Tristan Tzara Between Periphery and Centre
Keywords:
Bukarest, Zürich, Paris, „Infantilismus“, Schock, Illusionsdestruktion, Simultangedicht, SpielAbstract
Besides a short view over the Romanian vanguard, the present contribution deals with the life-time voyage of Tristan Tzara, born Samuel Rosenstock, from his birth-place Moineşti in the North-east of the country via Bucharest to Zurich, with a survey of his years in Paris.
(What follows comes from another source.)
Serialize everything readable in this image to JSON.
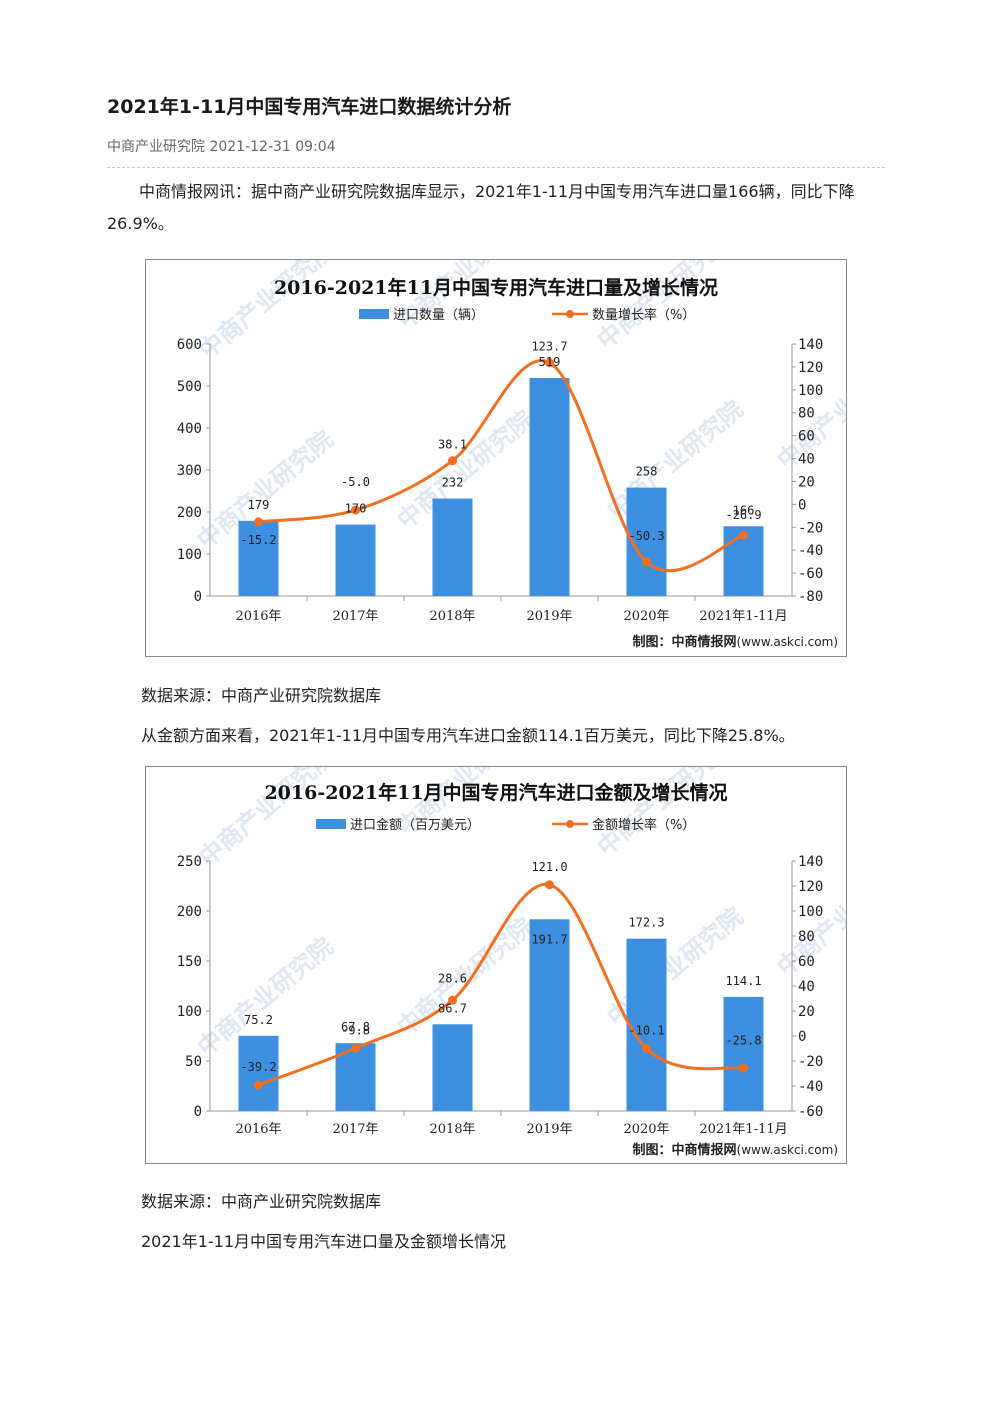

The question as to whether his early Romanian poems already indicate elements of later Dadaistic practice will be answered by denominating as central themes what Dadaism transposes into forms: from the willingness to destroy the reader’s illusions to the technicalities of pre-cinematograhic montage. We choose as an example the first simultaneous poem of Zurich in three languages, “L’amiral cherche une maison à louer” (1916), by Tristan Tzara, Richard Huelsenbeck and Marcel Janko (Iancu), which could be compared last but not least to Saussure’s Course of general linguistics, published in Switzerland at the same time. In his later Paris years (1934), Tzara would refuse the title proposed by Saşa Pană for an edition of his early texts of Bucharest Poems before Dada, arguing that there was a case of a “jerky continuity” and a “mutual penetration”.